British media buyers are preparing for ChatGPT Ads

On the heels of introducing ads to ChatGPT in the United States, OpenAI is now preparing to launch mid-conversation ad recommendations in the U.K. and other countries.
The ChatGPT maker announced earlier this month that “strong interest from businesses looking to reach users in a more conversational, intent-driven environment” had encouraged it to expand the offering. The ads will arrive “in the coming weeks,” OpenAI said.
But how are British media buyers preparing for the rollout—and how will ChatGPT fit into their broader media buys?
“This is a pivotal moment in digital marketing ads in general,” said Jai Amin, chief solutions officer, media activation at Jellyfish. With one foot on both sides of the Atlantic, Jellyfish has been able to bring its experience of testing the ads in the United States to its U.K. clients.
Pilot program successes
Amin said the U.S. offer initially launched for select advertisers, with premium CPMs around $60 and pilot commitments of roughly $250,000 to $300,000. Since launch, the product has already matured from “passing sheets back and forth” to a more recognizable ad platform with CPC buying, conversion tracking pixels and daily campaign budgets, Amin said.
The early experience has been broadly positive, Amin added. In practice, CPMs have been closer to $30, and Jellyfish has seen early conversions and high-order values. Still, he stressed that the first wave required clients to “take a bit of a leap of faith,” treating the channel as brand awareness rather than something to be judged immediately against the usual performance metrics.
The number of those who have been willing to take that early leap of faith is limited, admitted Amin. At the moment, only a couple of Jellyfish advertisers are seriously committed to ChatGPT ads, but he expects that to rise to around 10 globally by the end of July.
In the U.K., he expects at least three or four advertisers to take part initially. For those doing so, the rough baseline is a commitment of at least $100,000 over three months—though he noted the campaigns were not necessarily spending quickly. Brands might end up spending only $50,000 to $60,000 over that period, due to things like OpenAI’s deliberately slow rollout of ads, inventory restricted to Free and Go-tier users, and a narrow slice of conversations that match commercial intent.
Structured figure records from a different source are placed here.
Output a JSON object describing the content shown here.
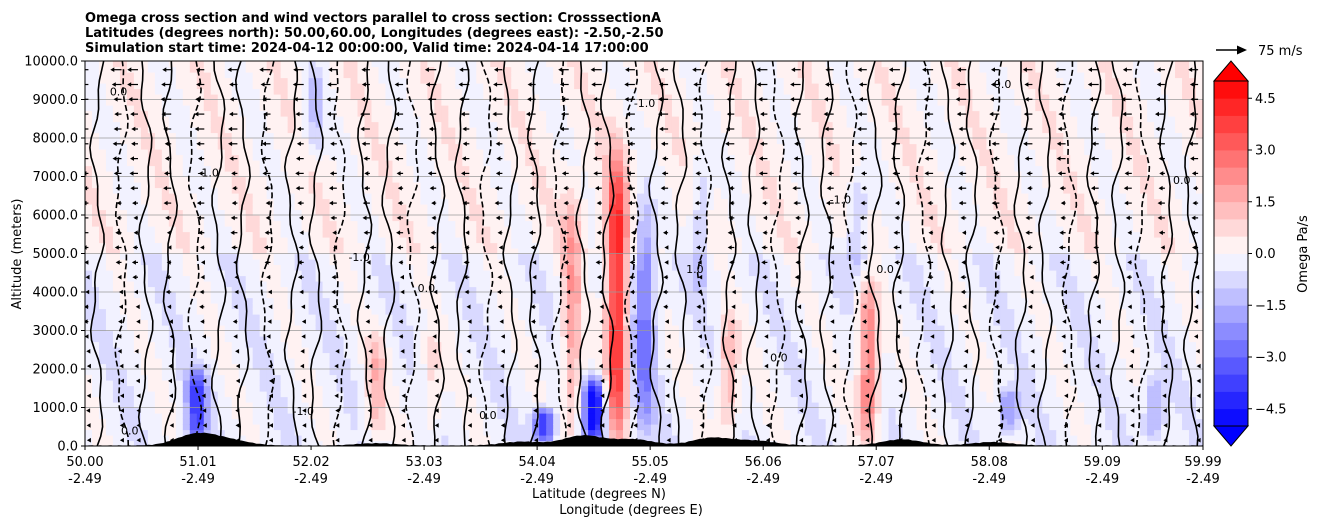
{
  "chart_data": {
    "type": "heatmap",
    "title_lines": [
      "Omega cross section and wind vectors parallel to cross section: CrosssectionA",
      "Latitudes (degrees north): 50.00,60.00, Longitudes (degrees east): -2.50,-2.50",
      "Simulation start time: 2024-04-12 00:00:00, Valid time: 2024-04-14 17:00:00"
    ],
    "ylabel": "Altitude (meters)",
    "xlabel_lines": [
      "Latitude (degrees N)",
      "Longitude (degrees E)"
    ],
    "ylim": [
      0,
      10000
    ],
    "xlim": [
      50.0,
      59.99
    ],
    "y_ticks": [
      {
        "value": 0,
        "label": "0.0"
      },
      {
        "value": 1000,
        "label": "1000.0"
      },
      {
        "value": 2000,
        "label": "2000.0"
      },
      {
        "value": 3000,
        "label": "3000.0"
      },
      {
        "value": 4000,
        "label": "4000.0"
      },
      {
        "value": 5000,
        "label": "5000.0"
      },
      {
        "value": 6000,
        "label": "6000.0"
      },
      {
        "value": 7000,
        "label": "7000.0"
      },
      {
        "value": 8000,
        "label": "8000.0"
      },
      {
        "value": 9000,
        "label": "9000.0"
      },
      {
        "value": 10000,
        "label": "10000.0"
      }
    ],
    "x_ticks": [
      {
        "value": 50.0,
        "lat": "50.00",
        "lon": "-2.49"
      },
      {
        "value": 51.01,
        "lat": "51.01",
        "lon": "-2.49"
      },
      {
        "value": 52.02,
        "lat": "52.02",
        "lon": "-2.49"
      },
      {
        "value": 53.03,
        "lat": "53.03",
        "lon": "-2.49"
      },
      {
        "value": 54.04,
        "lat": "54.04",
        "lon": "-2.49"
      },
      {
        "value": 55.05,
        "lat": "55.05",
        "lon": "-2.49"
      },
      {
        "value": 56.06,
        "lat": "56.06",
        "lon": "-2.49"
      },
      {
        "value": 57.07,
        "lat": "57.07",
        "lon": "-2.49"
      },
      {
        "value": 58.08,
        "lat": "58.08",
        "lon": "-2.49"
      },
      {
        "value": 59.09,
        "lat": "59.09",
        "lon": "-2.49"
      },
      {
        "value": 59.99,
        "lat": "59.99",
        "lon": "-2.49"
      }
    ],
    "grid": true,
    "colorbar": {
      "label": "Omega Pa/s",
      "range": [
        -5,
        5
      ],
      "extend": "both",
      "levels": [
        -5,
        -4.5,
        -4,
        -3.5,
        -3,
        -2.5,
        -2,
        -1.5,
        -1,
        -0.5,
        0,
        0.5,
        1,
        1.5,
        2,
        2.5,
        3,
        3.5,
        4,
        4.5,
        5
      ],
      "ticks": [
        {
          "value": -4.5,
          "label": "−4.5"
        },
        {
          "value": -3.0,
          "label": "−3.0"
        },
        {
          "value": -1.5,
          "label": "−1.5"
        },
        {
          "value": 0.0,
          "label": "0.0"
        },
        {
          "value": 1.5,
          "label": "1.5"
        },
        {
          "value": 3.0,
          "label": "3.0"
        },
        {
          "value": 4.5,
          "label": "4.5"
        }
      ]
    },
    "quiver_key": {
      "label": "75 m/s",
      "speed": 75
    },
    "omega_features": [
      {
        "lat": 54.75,
        "alt_min": 200,
        "alt_max": 7500,
        "value": 4.5
      },
      {
        "lat": 54.55,
        "alt_min": 150,
        "alt_max": 1800,
        "value": -4.8
      },
      {
        "lat": 54.1,
        "alt_min": 100,
        "alt_max": 1000,
        "value": -4.0
      },
      {
        "lat": 54.35,
        "alt_min": 300,
        "alt_max": 6500,
        "value": 2.0
      },
      {
        "lat": 55.0,
        "alt_min": 300,
        "alt_max": 6500,
        "value": -2.5
      },
      {
        "lat": 51.0,
        "alt_min": 100,
        "alt_max": 2000,
        "value": -3.5
      },
      {
        "lat": 57.0,
        "alt_min": 100,
        "alt_max": 4200,
        "value": 3.0
      },
      {
        "lat": 56.9,
        "alt_min": 4500,
        "alt_max": 7000,
        "value": -1.5
      },
      {
        "lat": 52.05,
        "alt_min": 7500,
        "alt_max": 9900,
        "value": -1.3
      },
      {
        "lat": 55.5,
        "alt_min": 4000,
        "alt_max": 7500,
        "value": -1.2
      },
      {
        "lat": 53.1,
        "alt_min": 300,
        "alt_max": 3000,
        "value": 1.0
      },
      {
        "lat": 55.75,
        "alt_min": 300,
        "alt_max": 3500,
        "value": 1.8
      },
      {
        "lat": 58.25,
        "alt_min": 300,
        "alt_max": 1500,
        "value": -2.0
      },
      {
        "lat": 59.55,
        "alt_min": 100,
        "alt_max": 1800,
        "value": -1.5
      },
      {
        "lat": 52.6,
        "alt_min": 100,
        "alt_max": 3000,
        "value": 1.5
      }
    ],
    "contour_labels": [
      {
        "lat": 50.3,
        "alt": 9100,
        "text": "0.0"
      },
      {
        "lat": 51.1,
        "alt": 7000,
        "text": "-1.0"
      },
      {
        "lat": 52.45,
        "alt": 4800,
        "text": "-1.0"
      },
      {
        "lat": 53.05,
        "alt": 4000,
        "text": "0.0"
      },
      {
        "lat": 55.0,
        "alt": 8800,
        "text": "-1.0"
      },
      {
        "lat": 56.75,
        "alt": 6300,
        "text": "-1.0"
      },
      {
        "lat": 57.15,
        "alt": 4500,
        "text": "0.0"
      },
      {
        "lat": 51.95,
        "alt": 800,
        "text": "-1.0"
      },
      {
        "lat": 59.8,
        "alt": 6800,
        "text": "0.0"
      },
      {
        "lat": 58.2,
        "alt": 9300,
        "text": "0.0"
      },
      {
        "lat": 55.45,
        "alt": 4500,
        "text": "1.0"
      },
      {
        "lat": 56.2,
        "alt": 2200,
        "text": "0.0"
      },
      {
        "lat": 53.6,
        "alt": 700,
        "text": "0.0"
      },
      {
        "lat": 50.4,
        "alt": 300,
        "text": "0.0"
      }
    ]
  }
}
Caution shaped by unanswered questions
Not everyone is ready to envision ChatGPT ads as a core performance channel. Willis Annison, digital performance director at Bountiful Cow, said the format doesn’t map neatly onto existing media categories. At first glance, he said, it looks “kind of like search.” But because advertisers are giving contextual hints rather than bidding directly on specific keywords, it feels closer to programmatic. “It doesn’t feel super-focused on the bottom of the funnel like search would,” he said.
Despite that, Annison said Bountiful Cow is advising clients to fund early tests from experimental budgets rather than diverting spend from always-on activity. “We wouldn’t take it with the business-as-usual budget,” he said, adding that the channel was too new to be held to strict performance KPIs. Instead, he sees it as a mid-funnel play, useful for consumers who are using ChatGPT for research, comparisons and recommendations.
Annison said ChatGPT ads could work a little like paid search, supporting weak SEO performance by helping brands show up where they are not already being cited or referenced by LLMs. But for now, clients need to test whether the channel adds something incremental, or if it’s destined to be just another touchpoint on the path to conversion.
That caution is further shaped by unanswered questions over measurement, brand safety and user trust. Annison said the brand safety discussion could be “quite interesting” because advertisers don’t yet have the same level of control or verification they would expect from search, social or programmatic.
“Brand safety is always going to be a question, and you kind of have to take it at face value, that it will be brand-safe,” he said. There is also a consumer trust issue; people may become more careful about what they tell ChatGPT if they know advertising data is being passed back to brands, he said, echoing concerns raised by U.S. advertisers.
The bigger prize, though, may be less about conventional ads than about brands becoming part of the AI interface itself. Amin said the formats currently feel “not as different as you’d want,” with limited creative options. But he expects the experience will be about “brands being visible and interacting on LLMs, rather than having ads send people to brand sites,” he said. “I think that’s the ultimate goal.”